Kompetisi bersepeda internasional telah mendapatkan reputasi buruk untuk penyalahgunaan narkoba ketika mantan pemenang tujuh kali dari Tour de France, Lance Armstrong, dicopot dari semua prestasinya pada wahyu pelanggarannya pada tahun 2012. Badan Anti-Doping Amerika Serikat menggambarkan dia sebagai biang keladi dari "program doping yang paling canggih, profesional dan sukses yang pernah dilihat olahraga." Tim Sky cycling, di mana Wiggins adalah anggota, diluncurkan pada klaim sebagai juara olahraga bersih. Sekarang telah dinyatakan sebagai bertindak dengan cara yang secara teknis legal tetapi tidak etis, perilaku yang dapat dianggap sebagai ciri dari banyak bisnis modern.

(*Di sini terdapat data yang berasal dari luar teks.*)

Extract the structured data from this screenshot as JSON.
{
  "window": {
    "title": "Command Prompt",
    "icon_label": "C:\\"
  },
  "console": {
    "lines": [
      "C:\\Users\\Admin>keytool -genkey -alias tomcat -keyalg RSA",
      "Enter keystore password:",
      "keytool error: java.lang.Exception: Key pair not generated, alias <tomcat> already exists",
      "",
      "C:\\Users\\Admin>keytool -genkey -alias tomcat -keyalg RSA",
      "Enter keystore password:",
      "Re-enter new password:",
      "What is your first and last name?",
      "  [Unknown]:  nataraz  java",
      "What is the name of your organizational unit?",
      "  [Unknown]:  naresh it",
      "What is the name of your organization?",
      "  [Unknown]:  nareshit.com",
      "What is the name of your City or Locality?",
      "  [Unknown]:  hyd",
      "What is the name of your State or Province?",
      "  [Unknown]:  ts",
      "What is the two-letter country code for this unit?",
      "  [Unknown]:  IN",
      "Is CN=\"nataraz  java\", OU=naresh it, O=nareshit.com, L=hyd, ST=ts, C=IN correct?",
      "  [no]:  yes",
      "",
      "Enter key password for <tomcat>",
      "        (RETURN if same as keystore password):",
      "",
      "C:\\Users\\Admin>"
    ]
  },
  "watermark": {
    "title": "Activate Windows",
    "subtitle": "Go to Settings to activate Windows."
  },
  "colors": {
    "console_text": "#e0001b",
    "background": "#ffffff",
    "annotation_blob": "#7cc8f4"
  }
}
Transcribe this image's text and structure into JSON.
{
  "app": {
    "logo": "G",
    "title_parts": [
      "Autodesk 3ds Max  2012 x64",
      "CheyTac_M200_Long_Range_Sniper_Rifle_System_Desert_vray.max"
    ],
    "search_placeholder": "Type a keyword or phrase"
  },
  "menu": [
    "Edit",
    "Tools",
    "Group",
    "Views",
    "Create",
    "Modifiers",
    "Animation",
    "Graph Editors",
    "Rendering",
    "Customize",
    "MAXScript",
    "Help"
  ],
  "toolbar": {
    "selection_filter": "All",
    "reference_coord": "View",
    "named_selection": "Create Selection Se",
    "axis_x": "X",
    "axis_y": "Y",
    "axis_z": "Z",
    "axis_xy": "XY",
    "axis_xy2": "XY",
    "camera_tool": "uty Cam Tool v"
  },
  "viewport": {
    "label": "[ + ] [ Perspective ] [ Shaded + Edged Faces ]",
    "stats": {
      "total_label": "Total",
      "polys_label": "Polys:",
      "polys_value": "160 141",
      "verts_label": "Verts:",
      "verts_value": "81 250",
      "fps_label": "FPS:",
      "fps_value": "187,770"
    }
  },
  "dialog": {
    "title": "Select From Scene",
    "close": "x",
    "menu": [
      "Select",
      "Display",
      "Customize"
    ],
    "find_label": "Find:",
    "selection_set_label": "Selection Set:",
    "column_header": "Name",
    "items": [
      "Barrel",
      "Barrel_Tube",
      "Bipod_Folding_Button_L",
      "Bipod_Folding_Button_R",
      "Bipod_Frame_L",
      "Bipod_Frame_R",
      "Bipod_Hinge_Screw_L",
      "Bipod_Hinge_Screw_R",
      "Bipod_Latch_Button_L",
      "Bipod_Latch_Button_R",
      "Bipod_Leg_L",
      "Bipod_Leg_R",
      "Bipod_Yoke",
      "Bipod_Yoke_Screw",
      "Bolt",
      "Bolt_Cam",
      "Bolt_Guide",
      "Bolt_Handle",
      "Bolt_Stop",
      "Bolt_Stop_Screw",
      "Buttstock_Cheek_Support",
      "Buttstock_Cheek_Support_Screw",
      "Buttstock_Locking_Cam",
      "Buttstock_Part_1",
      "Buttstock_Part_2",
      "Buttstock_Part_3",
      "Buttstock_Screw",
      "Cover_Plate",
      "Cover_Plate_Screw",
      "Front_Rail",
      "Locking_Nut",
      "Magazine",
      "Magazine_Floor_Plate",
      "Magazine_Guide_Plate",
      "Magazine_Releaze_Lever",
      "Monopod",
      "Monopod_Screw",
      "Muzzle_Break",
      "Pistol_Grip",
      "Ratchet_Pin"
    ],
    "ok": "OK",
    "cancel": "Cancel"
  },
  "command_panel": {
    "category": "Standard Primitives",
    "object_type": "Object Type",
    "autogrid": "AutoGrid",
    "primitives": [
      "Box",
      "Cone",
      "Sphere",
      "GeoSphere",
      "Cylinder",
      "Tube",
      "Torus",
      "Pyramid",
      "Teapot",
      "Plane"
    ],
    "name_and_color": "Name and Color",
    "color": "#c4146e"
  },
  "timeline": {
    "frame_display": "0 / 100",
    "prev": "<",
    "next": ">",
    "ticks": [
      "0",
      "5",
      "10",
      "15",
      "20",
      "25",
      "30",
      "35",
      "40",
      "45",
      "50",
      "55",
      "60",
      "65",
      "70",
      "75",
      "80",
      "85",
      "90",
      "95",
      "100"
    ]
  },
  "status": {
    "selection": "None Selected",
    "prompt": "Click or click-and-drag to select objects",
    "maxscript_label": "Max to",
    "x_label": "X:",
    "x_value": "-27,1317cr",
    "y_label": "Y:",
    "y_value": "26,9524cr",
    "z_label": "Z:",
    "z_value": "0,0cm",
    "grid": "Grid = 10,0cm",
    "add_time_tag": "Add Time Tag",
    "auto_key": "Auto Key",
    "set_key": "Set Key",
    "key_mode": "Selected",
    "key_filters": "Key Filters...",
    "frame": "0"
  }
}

Refleksi lain yang menarik tentang tren olahraga modern diberikan baru-baru ini oleh keputusan FIFA untuk mengizinkan penggunaan fasilitas pemantauan TV dalam pertandingan sepak bola untuk membantu keputusan wasit. Berbagai sistem sudah digunakan dalam kriket dan rugby, di mana penonton ditampilkan tayangan ulang di layar TV besar. Namun, tayangan ulang aksi tidak akan ditampilkan dengan cara ini di pertandingan sepak bola dengan alasan bahwa penggemar tidak akan siap untuk menerima keputusan marjinal yang bertentangan dengan tim mereka. Ini jelas merupakan kecaman berat olahraga oleh badan pengaturnya sendiri, dan menunjukkan pada apa kedalaman sportif dan etika yang tenggelam dalam olahraga yang paling komersial ini.

Pelajaran dari semua ini tampaknya adalah bahwa pihak berwenang akan terus berjuang untuk legalitas dalam olahraga, seperti dalam bisnis, tetapi yang sedikit dapat dilakukan untuk memastikan perilaku etis, dan sportivitas murni dapat diharapkan untuk bertahan hidup hanya di arena amatir.